Juvenal culpa CBF por imbróglio e se delicia com Taça das Bolinhas

Fonte Gazeta Esportiva
Para manter a aliança política com o Flamengo, Juvenal Juvêncio argumentou que um acordo sobre o destino da Taça das Bolinhas poderia ter ocorrido há 14 anos, sem nem ser cogitada a parar no Morumbi. O presidente do São Paulo alega que o responsável pela confusão que se mantém até hoje é Ricardo Teixeira, seu inimigo político e presidente da CBF.
Em 1997, foi assinado pelo Clube dos 13 um documento no qual todos os seus integrantes, incluindo o recém-integrado Sport, aceitavam a divisão do título brasileiro de 1987 entre o Leão da Ilha do Retiro, que já era reconhecido pela CBF, e o Flamengo, campeão da Copa União organizado pelo Clube dos 13. A tentativa não foi adiante, segundo Juvenal, por causa da confederação.
O cartola do Tricolor atacou também Kléber Leite, que era o presidente do Flamengo que assinou o documento em 1997. Leite, como candidato de Teixeira na eleição do Clube dos 13 no ano passado, foi derrotado por Fábio Koff, candidato apoiado por Juvenal Juvêncio e Patrícia Amorim, atual presidente do Rubro-Negro carioca.
"O Kléber Leite falou que o Sport só entraria no Clube dos 13 se reconhecesse o Flamengo como campeão brasileiro. Dissemos a ele:nada disso'. Propusemos, então, a divisão, mas a CBF não quis", relembrou Juvenal Juvêncio, deixando claro que respeita o Rubro-Negro carioca. "O Flamengo lutou no campo e quero respeitar o Flamengo. Consegui falar com a Patrícia e mandei um e-mail reconhecendo a sua luta."
A CBF ainda não divulgou sua posição sobre a liminar obtida pelo Flamengo que obriga a entidade e a Caixa Econômica Federal, criada da Taça das Bolinhas, a pagar R$ 500 mil ao clube rubro-negro caso entregasse o troféu, o que ocorreu na manhã desta segunda-feira.
Para mostrar sua união com a equipe da Gávea, o São Paulo até publicou em seu site oficial um documento com três páginas enviado a Patrícia Amorim. A carta explica que Juvenal Juvêncio foi receber a Taça das Bolinhas como uma obrigação pelas conquistas que o clube teve. Mas a agremiação reconhece o Flamengo como campeão brasileiro de 1987 por ter conquistado "brilhantemente nos gramados do país" a Copa União.
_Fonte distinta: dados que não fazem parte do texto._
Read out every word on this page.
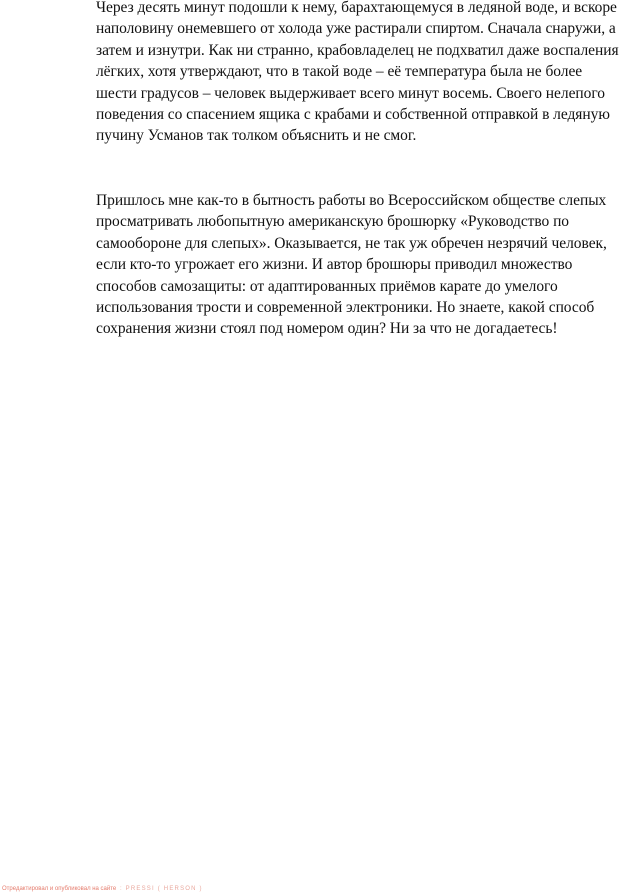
Через десять минут подошли к нему, барахтающемуся в ледяной воде, и вскоре
наполовину онемевшего от холода уже растирали спиртом. Сначала снаружи, а
затем и изнутри. Как ни странно, крабовладелец не подхватил даже воспаления
лёгких, хотя утверждают, что в такой воде – её температура была не более
шести градусов – человек выдерживает всего минут восемь. Своего нелепого
поведения со спасением ящика с крабами и собственной отправкой в ледяную
пучину Усманов так толком объяснить и не смог.
Пришлось мне как-то в бытность работы во Всероссийском обществе слепых
просматривать любопытную американскую брошюрку «Руководство по
самообороне для слепых». Оказывается, не так уж обречен незрячий человек,
если кто-то угрожает его жизни. И автор брошюры приводил множество
способов самозащиты: от адаптированных приёмов карате до умелого
использования трости и современной электроники. Но знаете, какой способ
сохранения жизни стоял под номером один? Ни за что не догадаетесь!
Отредактировал и опубликовал на сайте : PRESSI ( HERSON )
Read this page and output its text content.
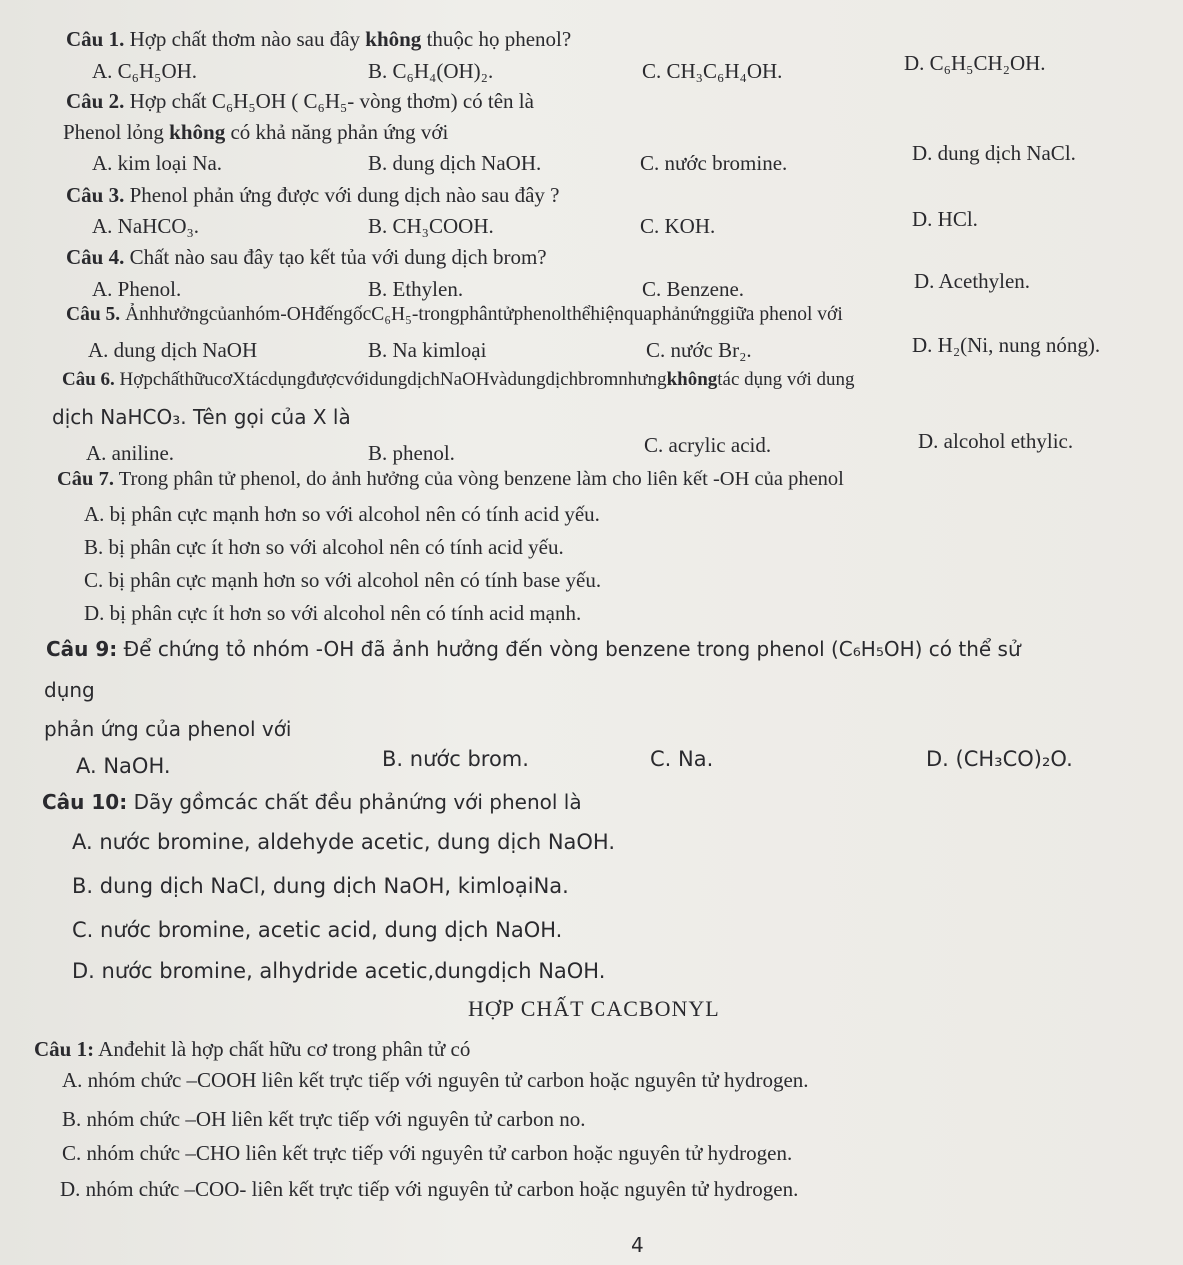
Câu 1. Hợp chất thơm nào sau đây không thuộc họ phenol?
A. C₆H₅OH.	B. C₆H₄(OH)₂.	C. CH₃C₆H₄OH.	D. C₆H₅CH₂OH.
Câu 2. Hợp chất C₆H₅OH ( C₆H₅- vòng thơm) có tên là
Phenol lỏng không có khả năng phản ứng với
A. kim loại Na.	B. dung dịch NaOH.	C. nước bromine.	D. dung dịch NaCl.
Câu 3. Phenol phản ứng được với dung dịch nào sau đây ?
A. NaHCO₃.	B. CH₃COOH.	C. KOH.	D. HCl.
Câu 4. Chất nào sau đây tạo kết tủa với dung dịch brom?
A. Phenol.	B. Ethylen.	C. Benzene.	D. Acethylen.
Câu 5. Ảnhhưởngcủanhóm-OHđếngốcC₆H₅-trongphântửphenolthểhiệnquaphảnứnggiữa phenol với
A. dung dịch NaOH	B. Na kimloại	C. nước Br₂.	D. H₂(Ni, nung nóng).
Câu 6. HợpchấthữucơXtácdụngđượcvớidungdịchNaOHvàdungdịchbromnhưngkhôngtác dụng với dung
dịch NaHCO₃. Tên gọi của X là
A. aniline.	B. phenol.	C. acrylic acid.	D. alcohol ethylic.
Câu 7. Trong phân tử phenol, do ảnh hưởng của vòng benzene làm cho liên kết -OH của phenol
A. bị phân cực mạnh hơn so với alcohol nên có tính acid yếu.
B. bị phân cực ít hơn so với alcohol nên có tính acid yếu.
C. bị phân cực mạnh hơn so với alcohol nên có tính base yếu.
D. bị phân cực ít hơn so với alcohol nên có tính acid mạnh.
Câu 9: Để chứng tỏ nhóm -OH đã ảnh hưởng đến vòng benzene trong phenol (C₆H₅OH) có thể sử
dụng
phản ứng của phenol với
A. NaOH.	B. nước brom.	C. Na.	D. (CH₃CO)₂O.
Câu 10: Dãy gồmcác chất đều phảnứng với phenol là
A. nước bromine, aldehyde acetic, dung dịch NaOH.
B. dung dịch NaCl, dung dịch NaOH, kimloạiNa.
C. nước bromine, acetic acid, dung dịch NaOH.
D. nước bromine, alhydride acetic,dungdịch NaOH.
HỢP CHẤT CACBONYL
Câu 1: Anđehit là hợp chất hữu cơ trong phân tử có
A. nhóm chức –COOH liên kết trực tiếp với nguyên tử carbon hoặc nguyên tử hydrogen.
B. nhóm chức –OH liên kết trực tiếp với nguyên tử carbon no.
C. nhóm chức –CHO liên kết trực tiếp với nguyên tử carbon hoặc nguyên tử hydrogen.
D. nhóm chức –COO- liên kết trực tiếp với nguyên tử carbon hoặc nguyên tử hydrogen.
4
O mandatário do Tricolor, no entanto, concordou ao ouvir o ditado de que "taça guardado no armário não sai mais". "Primeiro vou exibi-la, me deliciar com ela e fazer um merchandising. Depois preciso arrumar um lugar que ainda não escolhi para ela, já que a nossa sala de troféus está cheia", gabou-se Juvenal Juvêncio, que disse seguidamente a Rogério Ceni que fizesse um gesto que corroborasse a posse Fo troféu. "Vem aqui Rogério, põe a mão", repetia o presidente.
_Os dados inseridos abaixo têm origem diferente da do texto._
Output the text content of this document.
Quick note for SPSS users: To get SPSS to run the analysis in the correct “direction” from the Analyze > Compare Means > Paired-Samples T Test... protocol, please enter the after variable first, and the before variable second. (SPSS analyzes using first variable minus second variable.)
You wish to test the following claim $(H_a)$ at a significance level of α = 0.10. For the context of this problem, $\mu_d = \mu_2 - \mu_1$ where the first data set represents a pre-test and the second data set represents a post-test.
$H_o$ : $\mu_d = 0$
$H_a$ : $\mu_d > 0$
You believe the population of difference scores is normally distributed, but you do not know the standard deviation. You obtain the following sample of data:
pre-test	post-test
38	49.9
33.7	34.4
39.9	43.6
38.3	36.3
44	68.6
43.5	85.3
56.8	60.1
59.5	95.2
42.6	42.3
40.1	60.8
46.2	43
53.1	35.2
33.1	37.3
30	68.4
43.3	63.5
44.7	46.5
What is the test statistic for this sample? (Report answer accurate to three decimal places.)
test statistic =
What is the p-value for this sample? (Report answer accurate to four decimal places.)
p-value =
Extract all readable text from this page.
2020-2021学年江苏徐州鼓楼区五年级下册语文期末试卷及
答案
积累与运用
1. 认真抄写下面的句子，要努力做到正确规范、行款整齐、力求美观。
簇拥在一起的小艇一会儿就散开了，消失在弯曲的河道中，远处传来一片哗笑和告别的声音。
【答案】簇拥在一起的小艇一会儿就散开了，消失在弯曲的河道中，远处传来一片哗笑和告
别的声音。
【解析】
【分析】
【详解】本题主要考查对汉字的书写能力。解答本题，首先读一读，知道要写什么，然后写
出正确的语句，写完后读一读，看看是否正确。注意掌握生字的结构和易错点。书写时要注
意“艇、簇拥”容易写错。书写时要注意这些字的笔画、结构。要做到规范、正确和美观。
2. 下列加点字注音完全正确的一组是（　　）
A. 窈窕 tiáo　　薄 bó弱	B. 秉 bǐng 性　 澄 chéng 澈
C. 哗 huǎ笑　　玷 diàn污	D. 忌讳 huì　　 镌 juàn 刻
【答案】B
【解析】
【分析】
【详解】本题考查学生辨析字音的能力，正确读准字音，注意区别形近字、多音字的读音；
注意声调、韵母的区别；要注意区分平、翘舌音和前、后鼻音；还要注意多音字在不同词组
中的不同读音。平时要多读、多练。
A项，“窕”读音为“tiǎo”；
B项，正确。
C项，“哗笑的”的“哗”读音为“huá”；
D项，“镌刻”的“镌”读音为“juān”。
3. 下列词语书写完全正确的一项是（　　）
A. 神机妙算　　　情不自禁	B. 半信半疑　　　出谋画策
O capitão são-paulino, no entanto, preferiu não entrar na polêmica. O goleiro, na verdade, valorizou a união das agremiações reforçadas nas eleições do Clube dos 13 no anos passado. "O São Paulo e o Flamengo estão juntos em prol do futebol do nosso país. Espero que nada atrapalhe isso", comentou Rogério Ceni.
O Sport, outra parte envolvida, sempre se diz campeão brasileiro de 1987. Homero Lacerda, presidente do Leão naquela conquista, já definiu o documento do Clube dos 13 como "com valor menor do que papel higiênico usado" e reforçou a ação judicial que confirma o título à equipe da Ilha do Retiro.